Northeast Iowa students learn about food production

Some northeast Iowa students are getting the chance to see how parts of their school lunch gets from the farm to the plate. Andrea Rissing of the University of Northern Iowa helps schools find locally grown foods through the “Farm to School Program.” Rissing says the program is broken into two parts, the first is getting locally grown food into the cafeterias so schools serve fresher and healthier food.

The second part is the education so students learn where the food comes from and get to know the farmer. For example, the program has Mark Armstrong, the owner of a Springville dairy farm visiting Independence elementary students. She says Armstrong will make two visits to first graders to show them how he makes mozzarella cheese. The school serves his cheese curds and it will let students see how they are made and then they will eat them later in the day.

Rissing says their program in northeast Iowa involves six schools and they try to have producers visit the schools whenever they can.

Rissing says they’ve also had apple growers come in and do taste tests with the apples that they have grown. Rissing works at U-N-I’s Center for energy and Environmental Education, and says they help schools find local growers through the Northern Iowa Food and Farm Partnership. There are a variety of locally grown products available.

Rissing says eggs are one product, especially with the recent salmonella egg scare. There’s apples, squash, potatoes and she says greens can be grown late into the winter on hoop farms. Rissing says there are many advantages for both sides when food is bought locally.

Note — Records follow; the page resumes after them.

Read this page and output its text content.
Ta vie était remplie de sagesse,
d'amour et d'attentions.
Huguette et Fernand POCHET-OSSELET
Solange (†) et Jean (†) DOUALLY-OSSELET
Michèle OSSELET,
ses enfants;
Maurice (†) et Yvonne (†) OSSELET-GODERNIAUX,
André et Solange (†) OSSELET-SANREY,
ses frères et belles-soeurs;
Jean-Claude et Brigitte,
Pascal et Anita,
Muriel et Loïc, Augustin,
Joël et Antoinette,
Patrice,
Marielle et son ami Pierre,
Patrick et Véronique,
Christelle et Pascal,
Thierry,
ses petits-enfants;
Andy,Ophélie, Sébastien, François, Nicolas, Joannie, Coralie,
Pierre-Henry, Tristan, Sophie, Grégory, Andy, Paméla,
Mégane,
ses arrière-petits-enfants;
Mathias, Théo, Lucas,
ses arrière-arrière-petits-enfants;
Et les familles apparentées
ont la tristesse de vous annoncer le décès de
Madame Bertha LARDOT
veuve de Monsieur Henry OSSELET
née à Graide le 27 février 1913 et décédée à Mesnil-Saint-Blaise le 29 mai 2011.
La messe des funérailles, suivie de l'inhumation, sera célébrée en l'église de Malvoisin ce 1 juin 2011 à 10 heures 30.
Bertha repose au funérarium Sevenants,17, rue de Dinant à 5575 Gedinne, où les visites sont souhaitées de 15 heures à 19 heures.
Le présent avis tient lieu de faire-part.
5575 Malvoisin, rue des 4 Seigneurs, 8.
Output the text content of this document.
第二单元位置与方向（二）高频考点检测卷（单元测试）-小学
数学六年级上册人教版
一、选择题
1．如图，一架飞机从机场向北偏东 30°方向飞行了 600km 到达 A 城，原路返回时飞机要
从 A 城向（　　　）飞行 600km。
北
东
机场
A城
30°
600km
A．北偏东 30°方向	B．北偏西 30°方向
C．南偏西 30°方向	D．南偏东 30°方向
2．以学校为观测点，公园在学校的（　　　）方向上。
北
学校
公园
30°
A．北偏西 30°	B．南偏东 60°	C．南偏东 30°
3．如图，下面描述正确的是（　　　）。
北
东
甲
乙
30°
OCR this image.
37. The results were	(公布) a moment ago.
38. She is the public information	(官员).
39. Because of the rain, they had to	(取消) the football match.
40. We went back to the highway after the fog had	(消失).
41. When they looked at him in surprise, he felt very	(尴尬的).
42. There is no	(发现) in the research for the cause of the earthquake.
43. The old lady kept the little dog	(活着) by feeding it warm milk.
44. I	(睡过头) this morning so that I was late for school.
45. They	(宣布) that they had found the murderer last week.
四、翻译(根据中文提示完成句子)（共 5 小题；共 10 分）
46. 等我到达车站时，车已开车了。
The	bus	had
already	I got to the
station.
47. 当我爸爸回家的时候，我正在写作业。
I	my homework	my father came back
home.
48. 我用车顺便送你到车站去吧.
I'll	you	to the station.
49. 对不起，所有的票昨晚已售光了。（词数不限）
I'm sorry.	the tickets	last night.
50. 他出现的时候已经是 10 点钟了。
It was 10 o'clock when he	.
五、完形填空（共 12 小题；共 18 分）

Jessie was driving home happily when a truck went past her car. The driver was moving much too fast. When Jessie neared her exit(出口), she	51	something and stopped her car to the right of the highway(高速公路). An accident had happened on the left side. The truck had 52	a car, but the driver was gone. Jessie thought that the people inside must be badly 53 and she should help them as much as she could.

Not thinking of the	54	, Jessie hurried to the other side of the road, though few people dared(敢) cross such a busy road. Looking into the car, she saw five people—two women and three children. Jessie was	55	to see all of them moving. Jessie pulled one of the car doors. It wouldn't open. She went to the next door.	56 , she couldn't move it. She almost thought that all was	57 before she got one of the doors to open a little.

She says you can save money on in-season produce, she says that helps the community. Rissing says the growers appreciate being able to reach students at a young age, and those students tell their parents about the locally grown foods.

Independence students have also toured local farms on field trips and take care of a school garden. Rissing says the Independence district gets around seven percent of its food from local sources. She says the amount of locally grown food used by districts varies based on their size.